Buna benzer olarak ben de yakın zamanlarda bi’ arkadaştan öyle güzel bir ayar yedim ki, gazetelerde “Arkadaşının Gizem’e verdiği tarihi ayar!” diye geçecek kalın puntolarla, ben de artık “bi ayar yedim hayatım değişti” diyebileceğim bu rahatlıkla. Bana “her şeyi anlamlandırıyorsun, nedir bu saçmalık, bu hayal dünyası!” dedi, gergin açık hava muhabbetimizin en gergin noktalarından birinde. O güne kadar hiç düşünmediğim bir şeydi bu. Gerçekten. Ben hep hayallerde yaşamanın, hayatta bişeylere anlam yüklemenin, hep beni bi adım ileri götürdüğüne inanırdım. Sanırdım ki dışardan görülenin aksine bana yakın olan insanlar “Gizem’in çok inanılmaz bi iç dünyası var ya ehü ehü bırava” falan diyecekler. Böyle sanıyodum gerçekten. Böyle oyunlarla, çeşitli Polyanlacılıklarla, sanatı hayatın içine birebir sokmakla, şarkılar, şiirler, yazılar, tüm bu anlamlar, imgeler, hep böyle uçsuz bucaksız bir cenneti vadediyordu bana sanki. Ve yalnızca beni gerçekten anlayanlar görebiliyor sanıyordum bu cenneti. Şimdi gerçeğin kendisi ile baş başayım. Gerçek tüm çıplaklığı ile karşımda ve ben bu gerçek karşısında gün geçtikçe eziliyorum.

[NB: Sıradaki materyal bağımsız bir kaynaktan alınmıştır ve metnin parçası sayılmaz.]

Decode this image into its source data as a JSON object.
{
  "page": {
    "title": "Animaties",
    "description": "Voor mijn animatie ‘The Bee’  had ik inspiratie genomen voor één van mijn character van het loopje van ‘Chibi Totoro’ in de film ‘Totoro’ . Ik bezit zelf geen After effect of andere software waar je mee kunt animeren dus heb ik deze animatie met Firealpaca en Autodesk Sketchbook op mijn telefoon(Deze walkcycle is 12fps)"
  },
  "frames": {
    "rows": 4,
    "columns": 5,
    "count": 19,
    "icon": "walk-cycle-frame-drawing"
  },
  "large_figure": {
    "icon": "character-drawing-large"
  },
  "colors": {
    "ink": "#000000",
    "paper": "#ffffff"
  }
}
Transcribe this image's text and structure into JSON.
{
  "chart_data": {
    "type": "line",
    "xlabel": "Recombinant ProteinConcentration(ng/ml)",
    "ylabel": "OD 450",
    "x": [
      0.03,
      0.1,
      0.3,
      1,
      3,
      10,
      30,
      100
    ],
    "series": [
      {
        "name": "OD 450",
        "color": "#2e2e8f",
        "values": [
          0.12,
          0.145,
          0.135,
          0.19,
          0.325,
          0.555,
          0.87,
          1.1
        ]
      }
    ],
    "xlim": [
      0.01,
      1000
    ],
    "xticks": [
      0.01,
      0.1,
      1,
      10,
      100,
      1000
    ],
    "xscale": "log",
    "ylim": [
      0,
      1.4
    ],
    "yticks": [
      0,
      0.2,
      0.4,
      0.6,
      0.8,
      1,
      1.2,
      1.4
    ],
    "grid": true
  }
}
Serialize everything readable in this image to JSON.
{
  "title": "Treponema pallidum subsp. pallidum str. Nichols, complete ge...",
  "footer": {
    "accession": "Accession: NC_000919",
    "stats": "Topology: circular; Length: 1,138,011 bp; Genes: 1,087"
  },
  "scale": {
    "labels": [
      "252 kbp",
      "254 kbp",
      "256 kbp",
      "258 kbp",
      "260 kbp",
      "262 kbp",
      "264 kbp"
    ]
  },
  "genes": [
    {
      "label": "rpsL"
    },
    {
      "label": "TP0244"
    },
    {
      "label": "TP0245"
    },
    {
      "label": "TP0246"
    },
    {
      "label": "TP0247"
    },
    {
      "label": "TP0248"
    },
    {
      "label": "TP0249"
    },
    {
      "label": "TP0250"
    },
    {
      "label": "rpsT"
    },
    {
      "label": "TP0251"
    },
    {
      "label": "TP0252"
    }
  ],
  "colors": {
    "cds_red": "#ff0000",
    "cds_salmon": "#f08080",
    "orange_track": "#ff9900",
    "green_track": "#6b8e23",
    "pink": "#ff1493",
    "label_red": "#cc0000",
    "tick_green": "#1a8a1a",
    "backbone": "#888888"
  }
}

Ortaokulda sevdiğimiz bi arkadaşımız vardı. Sürekli şiir yazar, şarkı söyler, duygusal tavırlar takınırdı. Ama biz onun bu tavırlarını sınıfça çok “bayağı” bulur, arkasından sürekli dalga geçerdik. Ama o, o kadar kendi hayal dünyasının içindeydi ki bu dalga geçmeleri bile anlayamaz, aksine “beni begeniyolar sanırım” diye sevinirdi çocukça. Safın önde gideniydi yani. Ama onunla bu kadar dalga geçilmesine dayanamadığım anlardan birinde “kızım yeter artık bu kadar edebiyat parçaladığın, komik duruma düşünüyorsun işte!” demiştim en çocuk vicdansızı halimle. Çok üzülmüştü. Sırasında ayakta dururken birden bire dönüp bi bana, bi hocaya bakıp, yavaşça yerine oturuşu hala gözümün önündedir. Çok çaresiz ve umutsuzdu. Ama ben kimsenin kendisine söyleyemediği gerçeği söylemiş olmanın rahatlığı ama onu bu kadar üzmüş olmanın da üzüntüsüyle birden acımasız insanlar gibi önüme döndüm. Birinin ona bu gerçeği söylemesi gerekiyordu diye düşündüm. Bu ben oldum. Sonra da hiç geri almadım sözümü.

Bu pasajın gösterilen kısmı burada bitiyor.